When you consider her relative youth and that, between them, Henin, Amélie Mauresmo and Serena and Venus Williams had been to nine semi-finals by the same age, you begin to appreciate what the Russian has achieved, in addition to her two grand-slam victories – the US Open triumph in 2006 being a considerable follow-up to her breakthrough at Wimbledon two years previously.
Against Henin she was breathtaking in winning 6-4, 6-0. Even those who had viewed her as a devil-may-care 12-year-old had never seen her play this well. Her Wimbledon final performance of 2004 against Serena Williams was that of a 17-year-old displaying consummate poise, but this was different.
This was the Sharapova who was supposed to be searching for her game destroying the finest player of the present era. Wimbledon aside, Henin has won all there is with a security of purpose and a fabulous strategy that usually rendered opponents helpless.
Here, though, she faced a player who did not contemplate defeat and refused to take a backward step. Not since Jelena Dokic, of Yugoslavia at the time, beat Martina Hingis for the loss of two games in the first round of Wimbledon in 1999 has a No 1 seed been so emphatically humbled in a grand-slam event. Not only that, but Henin, the Belgian, was on the crest of a 32-match winning streak. What a way for anyone of such pedigree to come crashing down.

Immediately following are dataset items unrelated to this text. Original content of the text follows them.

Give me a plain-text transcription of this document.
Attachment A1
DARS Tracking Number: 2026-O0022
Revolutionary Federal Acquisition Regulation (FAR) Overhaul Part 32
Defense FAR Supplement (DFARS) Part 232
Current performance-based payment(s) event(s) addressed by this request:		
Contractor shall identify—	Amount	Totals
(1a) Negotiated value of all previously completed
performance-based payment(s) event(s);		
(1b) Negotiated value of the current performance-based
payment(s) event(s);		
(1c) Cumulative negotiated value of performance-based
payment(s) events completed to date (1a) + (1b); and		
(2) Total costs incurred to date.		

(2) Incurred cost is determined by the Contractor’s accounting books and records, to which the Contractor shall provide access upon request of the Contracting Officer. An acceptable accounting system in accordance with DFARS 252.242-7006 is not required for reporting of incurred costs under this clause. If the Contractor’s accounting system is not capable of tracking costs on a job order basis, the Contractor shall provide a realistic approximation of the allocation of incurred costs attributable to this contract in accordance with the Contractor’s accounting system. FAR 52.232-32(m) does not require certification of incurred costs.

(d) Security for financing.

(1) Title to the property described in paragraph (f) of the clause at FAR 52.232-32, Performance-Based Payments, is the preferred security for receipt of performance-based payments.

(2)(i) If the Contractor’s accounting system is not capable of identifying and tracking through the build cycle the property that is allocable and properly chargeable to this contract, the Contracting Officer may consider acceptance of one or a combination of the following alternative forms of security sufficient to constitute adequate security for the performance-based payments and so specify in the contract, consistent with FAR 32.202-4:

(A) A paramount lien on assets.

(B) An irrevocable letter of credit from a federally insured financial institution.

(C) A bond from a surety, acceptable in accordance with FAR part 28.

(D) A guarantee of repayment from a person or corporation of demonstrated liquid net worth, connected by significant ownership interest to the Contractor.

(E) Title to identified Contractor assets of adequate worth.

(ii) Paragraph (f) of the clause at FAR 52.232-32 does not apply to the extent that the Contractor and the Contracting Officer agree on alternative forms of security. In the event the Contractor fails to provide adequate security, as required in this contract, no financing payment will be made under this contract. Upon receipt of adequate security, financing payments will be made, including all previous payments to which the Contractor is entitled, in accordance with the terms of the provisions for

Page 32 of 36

But Sharapova was wonderful. There was not a facet of her game that was not razor sharp, right from the start. One lost count of the number of times she picked off Henin from the back of the court, especially on the cross-court backhand. There was an edge to her serve and an astonishing level of control from the ground; all of which, mercifully, was delivered with a minimum of noise.
“The stars were shining tonight,” she said. “It was just meant to be. I was supposed to hit three slices in a match, I was supposed to come in exactly nine times and drop-shot two and hit four lobs – that was the plan [her tongue was in cheek here].

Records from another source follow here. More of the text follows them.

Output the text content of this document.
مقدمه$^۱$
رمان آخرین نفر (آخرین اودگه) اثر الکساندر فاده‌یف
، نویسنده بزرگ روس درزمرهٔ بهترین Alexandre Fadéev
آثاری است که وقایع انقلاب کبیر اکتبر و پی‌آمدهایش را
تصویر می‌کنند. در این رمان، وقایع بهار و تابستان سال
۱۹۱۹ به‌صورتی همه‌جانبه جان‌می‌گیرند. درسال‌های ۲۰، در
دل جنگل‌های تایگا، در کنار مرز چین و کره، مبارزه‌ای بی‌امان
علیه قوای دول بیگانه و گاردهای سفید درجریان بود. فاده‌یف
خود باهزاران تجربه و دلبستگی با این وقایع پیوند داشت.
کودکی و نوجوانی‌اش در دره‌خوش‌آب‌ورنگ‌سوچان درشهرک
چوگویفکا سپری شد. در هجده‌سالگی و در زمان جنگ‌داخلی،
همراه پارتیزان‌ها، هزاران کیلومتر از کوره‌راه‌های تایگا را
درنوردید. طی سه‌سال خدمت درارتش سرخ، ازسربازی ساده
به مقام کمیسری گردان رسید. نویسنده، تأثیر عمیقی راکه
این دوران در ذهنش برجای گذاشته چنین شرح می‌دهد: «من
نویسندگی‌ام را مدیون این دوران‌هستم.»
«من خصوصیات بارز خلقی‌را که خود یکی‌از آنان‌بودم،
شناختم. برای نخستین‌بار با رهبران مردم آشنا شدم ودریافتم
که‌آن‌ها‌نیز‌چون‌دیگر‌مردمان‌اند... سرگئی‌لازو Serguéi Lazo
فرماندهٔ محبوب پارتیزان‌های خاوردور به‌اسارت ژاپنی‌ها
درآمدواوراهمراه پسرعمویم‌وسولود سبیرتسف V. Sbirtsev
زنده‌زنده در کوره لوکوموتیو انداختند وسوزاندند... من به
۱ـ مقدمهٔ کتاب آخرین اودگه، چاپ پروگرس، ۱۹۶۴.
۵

“But I was taking care of my side of the net. I was worried about what I had to do. I wasn’t worried about what she was doing or what she was going to do. What I mean by that is that I was in control of my game. I was just concentrating on what I had to do throughout the match and even though I had a little letdown, I still kept going, fighting, and I was trying to get every single ball out there. I came in really prepared to play a three to four-hour match. I was ready for it, mentally and physically.”

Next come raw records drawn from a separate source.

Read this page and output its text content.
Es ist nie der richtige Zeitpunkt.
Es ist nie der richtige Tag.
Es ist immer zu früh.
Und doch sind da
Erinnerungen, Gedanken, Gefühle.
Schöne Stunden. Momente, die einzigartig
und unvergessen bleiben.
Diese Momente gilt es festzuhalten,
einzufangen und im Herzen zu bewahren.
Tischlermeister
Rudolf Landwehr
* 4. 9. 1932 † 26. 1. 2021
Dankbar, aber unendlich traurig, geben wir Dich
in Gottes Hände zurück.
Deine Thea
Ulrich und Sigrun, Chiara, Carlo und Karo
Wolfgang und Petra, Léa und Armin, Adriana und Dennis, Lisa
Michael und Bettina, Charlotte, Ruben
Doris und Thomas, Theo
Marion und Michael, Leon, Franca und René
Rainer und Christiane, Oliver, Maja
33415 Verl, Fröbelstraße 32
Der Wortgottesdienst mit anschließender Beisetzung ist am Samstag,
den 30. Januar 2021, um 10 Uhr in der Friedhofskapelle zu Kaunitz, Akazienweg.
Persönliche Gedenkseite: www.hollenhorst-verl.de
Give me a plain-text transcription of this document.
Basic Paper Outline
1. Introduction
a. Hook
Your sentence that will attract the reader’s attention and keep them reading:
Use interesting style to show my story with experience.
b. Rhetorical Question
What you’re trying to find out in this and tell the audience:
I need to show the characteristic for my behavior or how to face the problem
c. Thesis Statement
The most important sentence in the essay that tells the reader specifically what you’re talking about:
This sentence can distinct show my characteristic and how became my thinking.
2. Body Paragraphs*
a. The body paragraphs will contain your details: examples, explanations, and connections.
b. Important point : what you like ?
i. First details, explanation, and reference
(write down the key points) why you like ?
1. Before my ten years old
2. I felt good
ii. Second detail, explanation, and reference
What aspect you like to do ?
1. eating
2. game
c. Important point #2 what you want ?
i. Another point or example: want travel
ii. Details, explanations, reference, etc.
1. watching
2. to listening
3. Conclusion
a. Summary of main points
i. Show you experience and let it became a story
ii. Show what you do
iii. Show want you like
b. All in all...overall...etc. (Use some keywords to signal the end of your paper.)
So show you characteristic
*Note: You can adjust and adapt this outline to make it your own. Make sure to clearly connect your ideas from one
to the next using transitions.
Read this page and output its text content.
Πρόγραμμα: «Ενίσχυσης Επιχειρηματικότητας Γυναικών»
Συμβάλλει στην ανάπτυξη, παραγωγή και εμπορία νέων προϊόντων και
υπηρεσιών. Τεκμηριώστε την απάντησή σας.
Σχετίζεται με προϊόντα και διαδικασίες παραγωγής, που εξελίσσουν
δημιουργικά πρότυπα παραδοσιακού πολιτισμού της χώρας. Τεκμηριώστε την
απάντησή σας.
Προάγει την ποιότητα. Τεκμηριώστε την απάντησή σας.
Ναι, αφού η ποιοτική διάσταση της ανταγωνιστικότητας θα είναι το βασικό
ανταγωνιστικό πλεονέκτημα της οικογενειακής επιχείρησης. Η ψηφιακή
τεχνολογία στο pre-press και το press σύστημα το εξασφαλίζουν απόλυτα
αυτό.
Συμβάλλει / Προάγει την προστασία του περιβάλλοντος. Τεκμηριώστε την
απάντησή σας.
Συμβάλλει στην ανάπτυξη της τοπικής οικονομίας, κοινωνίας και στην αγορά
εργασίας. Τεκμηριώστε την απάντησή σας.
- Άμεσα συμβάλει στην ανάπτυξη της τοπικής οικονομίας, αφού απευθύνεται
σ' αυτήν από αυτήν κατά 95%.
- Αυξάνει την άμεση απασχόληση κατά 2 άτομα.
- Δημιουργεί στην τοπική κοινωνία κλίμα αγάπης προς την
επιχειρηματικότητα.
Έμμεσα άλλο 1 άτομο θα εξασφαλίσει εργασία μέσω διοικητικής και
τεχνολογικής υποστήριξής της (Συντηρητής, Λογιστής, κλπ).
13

Not only was the No 1 seed ousted, but the defending champion, too. Serena Williams had not a single excuse for her stunning 6-3, 6-4 reverse to Jelena Jankovic as the Serbian avenged last year’s fourth-round defeat by Williams here. How well Jankovic played, but how inexplicably woeful was Williams.
In the first men’s semi-final, Rafael Nadal, the world No 2 from Spain, who was written off by many before the tournament, will play the ebullient Tsonga. Having been the unseeded Frenchman’s first victim here, how must Murray be feeling today as he sets off in the rain for another training session in the relative desolation of Roehampton, southwest London?
Maria’s milestones
March 2002, Indian Wells, California At 14 years and 10 months, Sharapova made her debut on the Sony Ericsson WTA Tour seven years after arriving in the US almost penniless from Siberia. She beat Brie Rippner, of the US, 5-7, 6-1, 6-2 at the Pacific Life Open to announce herself on the world stage.
July 2004, Wimbledon At 17 years and 2 months, she became the third youngest women’s champion when she beat Serena Williams, the No 1 seed, 6-1, 6-4 in gloriously uninhibited fashion. She called Yelena, her mother, on her mobile phone from Centre Court. An iconic moment.
September 2006, US Open Wearing a stunning all-black outfit in the form of a cocktail dress inspired by the film Breakfast at Tiffany’s, Sharapova beat Justine Henin 6-4, 6-4 to win the title.